The room was enormous, with rich cornices, piers, friezes of gold, marble, enamel, and mosaics, all color and movement, opulence and luxury. Elaborate bookshelves lined one wall, two huge Moorish arches soared overhead, stained-glass windows of an oriental design were set into the eastern wall, but the north windows under which the artist worked were tall, iron-framed, utilitarian.

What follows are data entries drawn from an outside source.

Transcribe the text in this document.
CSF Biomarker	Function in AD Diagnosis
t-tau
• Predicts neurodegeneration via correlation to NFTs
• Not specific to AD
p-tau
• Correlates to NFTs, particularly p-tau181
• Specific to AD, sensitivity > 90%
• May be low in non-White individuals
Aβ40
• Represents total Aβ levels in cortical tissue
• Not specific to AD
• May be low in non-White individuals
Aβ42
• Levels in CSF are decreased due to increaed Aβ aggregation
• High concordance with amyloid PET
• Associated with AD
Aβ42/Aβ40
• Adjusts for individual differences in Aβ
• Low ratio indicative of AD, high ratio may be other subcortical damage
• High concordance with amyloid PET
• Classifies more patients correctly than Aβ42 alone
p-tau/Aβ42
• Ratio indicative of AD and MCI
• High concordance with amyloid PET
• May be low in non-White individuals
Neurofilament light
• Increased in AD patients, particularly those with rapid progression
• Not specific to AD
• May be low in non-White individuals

Leighton turned from his easel as they entered and greeted them with a smooth urbanity, casting aside his frenzied air with ease, recognizing George Howard with a personal comment and his two male companions with a cultivated grace.

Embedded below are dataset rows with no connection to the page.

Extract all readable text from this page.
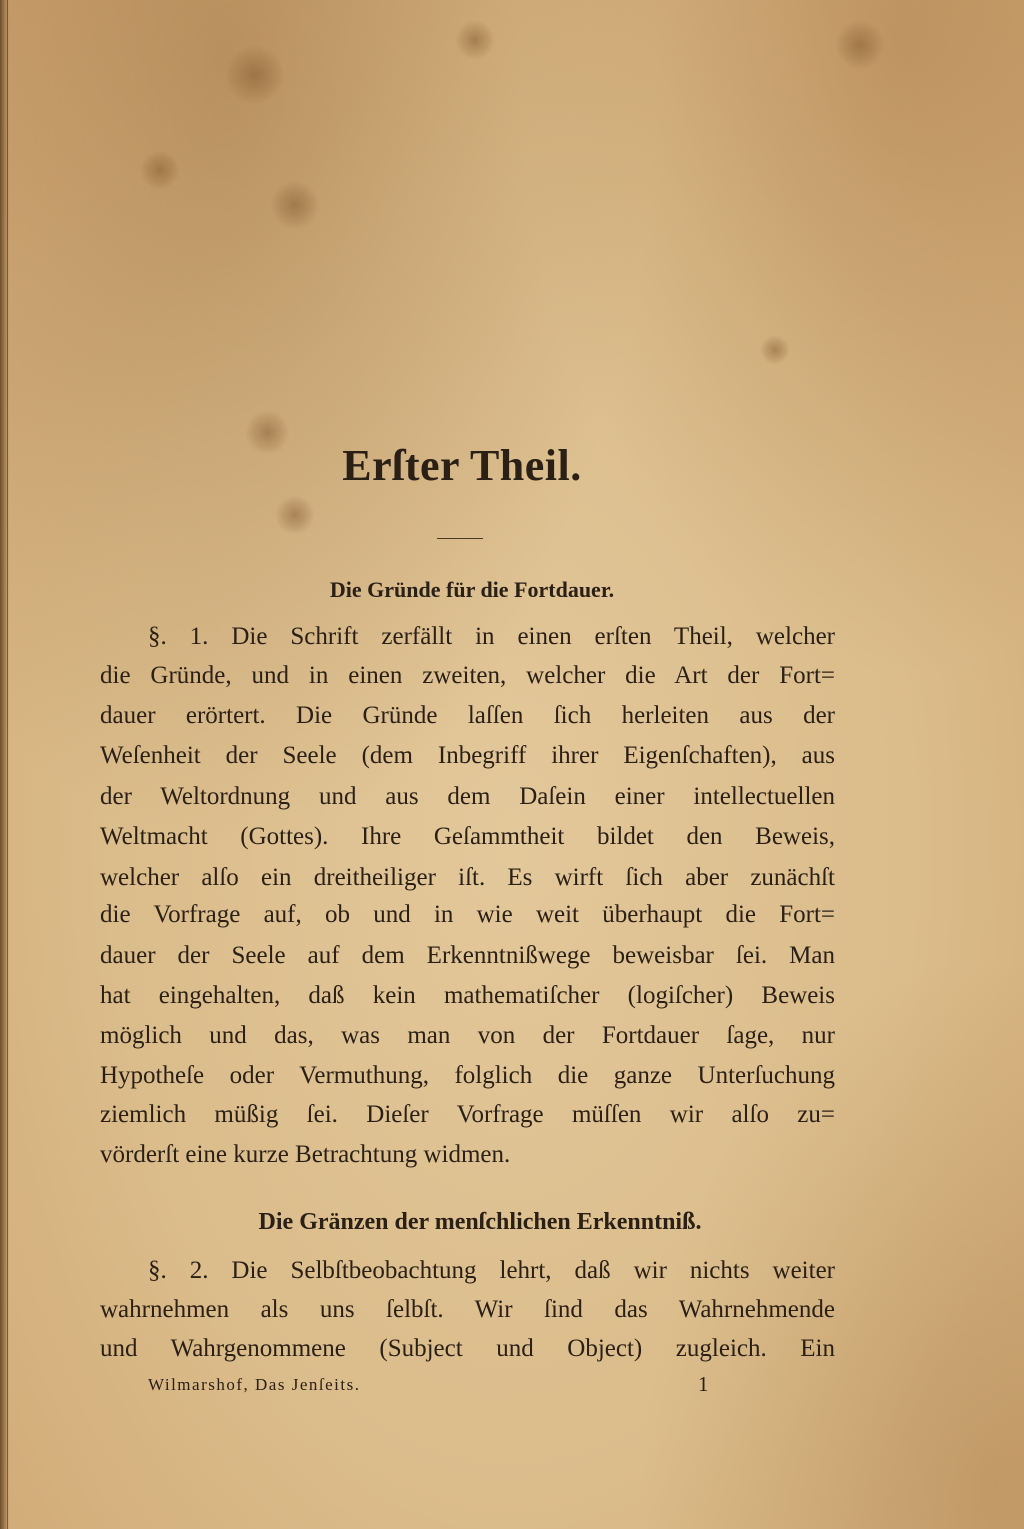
Erſter Theil.
Die Gründe für die Fortdauer.
§. 1. Die Schrift zerfällt in einen erſten Theil, welcher
die Gründe, und in einen zweiten, welcher die Art der Fort=
dauer erörtert. Die Gründe laſſen ſich herleiten aus der
Weſenheit der Seele (dem Inbegriff ihrer Eigenſchaften), aus
der Weltordnung und aus dem Daſein einer intellectuellen
Weltmacht (Gottes). Ihre Geſammtheit bildet den Beweis,
welcher alſo ein dreitheiliger iſt. Es wirft ſich aber zunächſt
die Vorfrage auf, ob und in wie weit überhaupt die Fort=
dauer der Seele auf dem Erkenntnißwege beweisbar ſei. Man
hat eingehalten, daß kein mathematiſcher (logiſcher) Beweis
möglich und das, was man von der Fortdauer ſage, nur
Hypotheſe oder Vermuthung, folglich die ganze Unterſuchung
ziemlich müßig ſei. Dieſer Vorfrage müſſen wir alſo zu=
vörderſt eine kurze Betrachtung widmen.
Die Gränzen der menſchlichen Erkenntniß.
§. 2. Die Selbſtbeobachtung lehrt, daß wir nichts weiter
wahrnehmen als uns ſelbſt. Wir ſind das Wahrnehmende
und Wahrgenommene (Subject und Object) zugleich. Ein
Wilmarshof, Das Jenſeits.	1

Lord Ranelagh hardly took notice of their host, for his gaze was fixed on Leighton’s current work—a female nude in a provocative pose, her diaphanous robe lifted over her head. “Very nice, Sir Frederick,” he said with a faint nod in the direction of the easel. “The lady’s coloring is particularly fine.”
“As is the lady. I’m fortunate she dabbles in the arts.”
“She lives in London?”
“Some of the time. I could introduce you if you like.”
“No, you may not, Frederick. I’m here incognito for this scandalous painting.” A lady’s amused voice came from the right, and a moment later Alexandra Ionides emerged from behind a tapestry screen. She was dressed in dark blue silk that set off her pale skin to perfection; the front of the gown was partially open, but her silken flesh quickly disappeared from sight as she closed three sparkling gemstone clasps.
“It’s you,” Ranelagh softly exclaimed.
Her eyes were huge, the deepest purple, and her surprise was genuine. “I beg your pardon?”
“Alex, allow me to introduce Viscount Ranelagh,” Leighton said. “My lord, Alexandra Ionides, the Dowager Countess of St. Albans and Mrs. Coutts.”